Livre centré sur la faculté de droit et sciences politiques d’Alger, mais avec assez de cercles concentriques pour répondre à deux questions : qui, comment, et pourquoi cette coopération scolaire et universitaire a drainé des dizaines de milliers d’enseignants francophones vers le Maghreb pendant une longue génération, avec des dizaines de millions d’enfants, adolescents et adultes formés dans une culture francophone ? Quel mode de connaissance a été partiellement inventé et partiellement reproduit pour réaliser cette coopération ?
En 1963, quelque 12000 enseignants français « coopèrent » en Algérie. 8000 instituteurs forment 60% des enseignants « diplômés » du primaire algérien (encadrant des moniteurs plus nombreux, fraichement recrutés sur le tas). Ces coopérants forment alors 70% de l’encadrement du secondaire, 97% du supérieur (Aïssa Kadri). Dans les années 1966-68 un renouvellement s’opère parmi les coopérants français : départ de vieux militants « pieds rouges », arrivée de jeunes diplômés qui sont souvent au départ coopérants militaires.

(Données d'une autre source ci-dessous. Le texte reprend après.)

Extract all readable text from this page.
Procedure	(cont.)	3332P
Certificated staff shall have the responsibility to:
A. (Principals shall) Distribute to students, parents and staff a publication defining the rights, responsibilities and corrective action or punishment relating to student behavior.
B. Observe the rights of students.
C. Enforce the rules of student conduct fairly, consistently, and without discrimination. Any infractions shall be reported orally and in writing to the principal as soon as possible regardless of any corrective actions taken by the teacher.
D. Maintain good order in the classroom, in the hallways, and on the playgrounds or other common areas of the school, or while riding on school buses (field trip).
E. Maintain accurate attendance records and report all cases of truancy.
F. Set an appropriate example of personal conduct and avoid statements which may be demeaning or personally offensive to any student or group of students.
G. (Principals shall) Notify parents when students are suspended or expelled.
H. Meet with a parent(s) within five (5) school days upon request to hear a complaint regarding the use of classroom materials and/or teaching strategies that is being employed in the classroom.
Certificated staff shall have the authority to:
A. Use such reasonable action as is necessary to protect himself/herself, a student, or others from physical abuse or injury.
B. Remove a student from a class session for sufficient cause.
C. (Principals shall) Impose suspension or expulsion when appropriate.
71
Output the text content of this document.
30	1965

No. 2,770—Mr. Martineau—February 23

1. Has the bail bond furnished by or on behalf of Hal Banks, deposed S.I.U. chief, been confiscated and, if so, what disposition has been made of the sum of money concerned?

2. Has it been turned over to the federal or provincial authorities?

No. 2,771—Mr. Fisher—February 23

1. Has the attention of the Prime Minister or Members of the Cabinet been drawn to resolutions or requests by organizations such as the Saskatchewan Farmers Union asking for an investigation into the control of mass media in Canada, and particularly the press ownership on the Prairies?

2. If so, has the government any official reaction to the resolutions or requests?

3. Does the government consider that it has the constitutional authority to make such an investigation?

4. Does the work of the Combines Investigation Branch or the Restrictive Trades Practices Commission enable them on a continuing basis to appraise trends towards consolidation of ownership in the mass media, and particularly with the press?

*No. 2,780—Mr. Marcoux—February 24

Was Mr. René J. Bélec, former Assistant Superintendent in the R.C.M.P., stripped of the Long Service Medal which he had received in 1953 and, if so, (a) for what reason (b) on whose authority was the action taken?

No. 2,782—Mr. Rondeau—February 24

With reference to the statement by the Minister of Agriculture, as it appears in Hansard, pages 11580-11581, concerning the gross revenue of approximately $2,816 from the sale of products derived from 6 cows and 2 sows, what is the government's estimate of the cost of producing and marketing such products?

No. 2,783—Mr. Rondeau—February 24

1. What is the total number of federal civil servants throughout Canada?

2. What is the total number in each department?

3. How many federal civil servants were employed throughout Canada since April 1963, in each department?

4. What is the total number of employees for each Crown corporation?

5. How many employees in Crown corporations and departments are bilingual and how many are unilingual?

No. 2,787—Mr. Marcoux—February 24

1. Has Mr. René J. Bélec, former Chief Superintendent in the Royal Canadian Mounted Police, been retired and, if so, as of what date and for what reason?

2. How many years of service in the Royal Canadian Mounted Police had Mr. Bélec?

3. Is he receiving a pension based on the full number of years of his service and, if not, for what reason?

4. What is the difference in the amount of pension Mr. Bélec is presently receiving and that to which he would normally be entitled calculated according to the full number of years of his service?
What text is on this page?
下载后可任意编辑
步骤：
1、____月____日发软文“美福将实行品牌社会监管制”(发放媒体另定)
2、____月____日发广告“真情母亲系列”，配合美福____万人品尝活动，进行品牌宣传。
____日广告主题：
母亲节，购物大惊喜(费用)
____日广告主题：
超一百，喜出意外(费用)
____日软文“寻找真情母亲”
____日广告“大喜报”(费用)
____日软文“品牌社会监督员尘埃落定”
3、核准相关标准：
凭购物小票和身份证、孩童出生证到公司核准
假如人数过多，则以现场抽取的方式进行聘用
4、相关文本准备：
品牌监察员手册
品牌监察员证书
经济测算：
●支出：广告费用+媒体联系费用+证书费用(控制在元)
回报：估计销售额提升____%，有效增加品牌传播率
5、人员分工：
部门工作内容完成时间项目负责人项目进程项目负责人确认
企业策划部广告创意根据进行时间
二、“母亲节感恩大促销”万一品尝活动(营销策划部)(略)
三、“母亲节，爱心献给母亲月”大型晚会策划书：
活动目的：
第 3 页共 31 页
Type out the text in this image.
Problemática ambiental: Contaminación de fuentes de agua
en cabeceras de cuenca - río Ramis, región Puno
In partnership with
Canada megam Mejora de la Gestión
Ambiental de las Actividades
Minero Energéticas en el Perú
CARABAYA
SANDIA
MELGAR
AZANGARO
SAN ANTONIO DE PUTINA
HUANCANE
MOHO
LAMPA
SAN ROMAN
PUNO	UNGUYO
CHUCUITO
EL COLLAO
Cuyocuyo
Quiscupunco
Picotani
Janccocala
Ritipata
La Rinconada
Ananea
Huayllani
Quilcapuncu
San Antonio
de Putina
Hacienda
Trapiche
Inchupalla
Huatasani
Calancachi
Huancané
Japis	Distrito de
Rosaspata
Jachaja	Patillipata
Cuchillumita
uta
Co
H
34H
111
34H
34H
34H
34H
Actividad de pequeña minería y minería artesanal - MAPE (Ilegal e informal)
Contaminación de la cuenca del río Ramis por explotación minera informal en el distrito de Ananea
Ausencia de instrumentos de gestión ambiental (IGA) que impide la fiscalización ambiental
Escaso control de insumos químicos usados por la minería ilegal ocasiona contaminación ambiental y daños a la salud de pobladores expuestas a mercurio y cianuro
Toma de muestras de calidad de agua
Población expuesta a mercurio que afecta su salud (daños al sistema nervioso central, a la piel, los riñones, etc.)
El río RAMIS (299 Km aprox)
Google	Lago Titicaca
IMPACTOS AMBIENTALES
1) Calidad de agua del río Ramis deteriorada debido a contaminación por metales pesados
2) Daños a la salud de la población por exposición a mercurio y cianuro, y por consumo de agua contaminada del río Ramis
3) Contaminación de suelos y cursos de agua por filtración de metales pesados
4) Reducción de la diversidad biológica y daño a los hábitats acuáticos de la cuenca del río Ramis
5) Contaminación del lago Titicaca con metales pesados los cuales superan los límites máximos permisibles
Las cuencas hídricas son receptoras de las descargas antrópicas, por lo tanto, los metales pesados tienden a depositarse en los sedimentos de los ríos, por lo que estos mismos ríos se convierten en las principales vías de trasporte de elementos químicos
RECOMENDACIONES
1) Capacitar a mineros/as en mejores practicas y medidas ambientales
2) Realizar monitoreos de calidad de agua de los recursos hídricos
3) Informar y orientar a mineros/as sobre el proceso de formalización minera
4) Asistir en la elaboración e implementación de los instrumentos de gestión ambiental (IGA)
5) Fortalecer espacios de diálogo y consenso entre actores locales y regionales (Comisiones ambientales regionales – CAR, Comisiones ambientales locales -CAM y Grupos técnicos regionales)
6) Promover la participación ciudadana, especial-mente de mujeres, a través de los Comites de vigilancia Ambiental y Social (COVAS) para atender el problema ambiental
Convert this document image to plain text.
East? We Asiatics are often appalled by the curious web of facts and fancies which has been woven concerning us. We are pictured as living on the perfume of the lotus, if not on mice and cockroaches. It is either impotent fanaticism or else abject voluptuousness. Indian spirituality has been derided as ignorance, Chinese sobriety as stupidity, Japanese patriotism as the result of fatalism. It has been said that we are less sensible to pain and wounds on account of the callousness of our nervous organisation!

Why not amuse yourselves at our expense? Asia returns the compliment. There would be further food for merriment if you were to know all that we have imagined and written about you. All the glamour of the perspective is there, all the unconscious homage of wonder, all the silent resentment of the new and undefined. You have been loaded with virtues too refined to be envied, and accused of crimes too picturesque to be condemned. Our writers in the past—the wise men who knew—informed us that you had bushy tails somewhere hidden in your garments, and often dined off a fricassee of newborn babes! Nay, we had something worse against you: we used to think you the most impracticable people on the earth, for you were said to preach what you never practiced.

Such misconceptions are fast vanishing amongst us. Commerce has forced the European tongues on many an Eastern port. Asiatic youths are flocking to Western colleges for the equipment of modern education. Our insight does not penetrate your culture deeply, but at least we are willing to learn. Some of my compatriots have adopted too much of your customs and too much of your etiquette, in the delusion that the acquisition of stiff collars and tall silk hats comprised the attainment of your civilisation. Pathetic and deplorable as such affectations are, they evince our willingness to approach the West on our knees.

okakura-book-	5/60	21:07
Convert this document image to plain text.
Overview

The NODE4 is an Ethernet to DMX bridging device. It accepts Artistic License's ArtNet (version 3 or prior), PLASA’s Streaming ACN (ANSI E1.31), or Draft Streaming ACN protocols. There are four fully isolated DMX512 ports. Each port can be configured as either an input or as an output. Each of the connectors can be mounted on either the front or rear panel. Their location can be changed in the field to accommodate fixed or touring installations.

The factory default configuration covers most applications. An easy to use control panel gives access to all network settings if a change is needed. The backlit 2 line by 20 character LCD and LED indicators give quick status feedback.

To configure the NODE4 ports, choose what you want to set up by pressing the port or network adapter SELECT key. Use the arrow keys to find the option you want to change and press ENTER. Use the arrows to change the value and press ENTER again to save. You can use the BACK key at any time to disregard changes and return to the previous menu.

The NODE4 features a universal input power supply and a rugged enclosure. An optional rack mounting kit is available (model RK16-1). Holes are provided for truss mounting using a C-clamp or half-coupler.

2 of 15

Les situations politiques des coopérants diffèrent évidemment. Pour un coopérant, faire la révolution en Algérie, c’est agir « avec » le pouvoir ; en Tunisie ou Maroc, c’est « contre » celui-ci. Coopérer dans la capitale, c’est appartenir à l’élite culturelle ; en province, c’est à des degrés divers (Casablanca ou Constantine, ce n’est pas Batna ou Kasbah Tadla) s’occuper de « gens du bled ». Un des bonheurs de la coopération est de participer à une période d’expansion impressionnante des systèmes d’enseignement. Ainsi pour le supérieur, l’Algérie part d’un taux très faible (3 ou quatre mille étudiants, plus nombreux dans les universités françaises qu’à Alger, seule université algérienne) pour aboutir à un million d’étudiants vers 2005, certes souvent de niveau faible. L’afflux d’étudiants juste après 1962 inclut des jeunes en nombre croissant, mais aussi de nombreux cadres moyens ou supérieurs largement adultes, tout récemment embauchés, dont on exige pour les titulariser qu’ils acquièrent une formation universitaire. Au total en trois années universitaires l’effectif étudiant total fait plus que doubler (de 2800 à presque 6000).
Quoi de neuf par rapport aux savoirs coloniaux et par rapport aux disciplines installées dans les sociétés du Nord ?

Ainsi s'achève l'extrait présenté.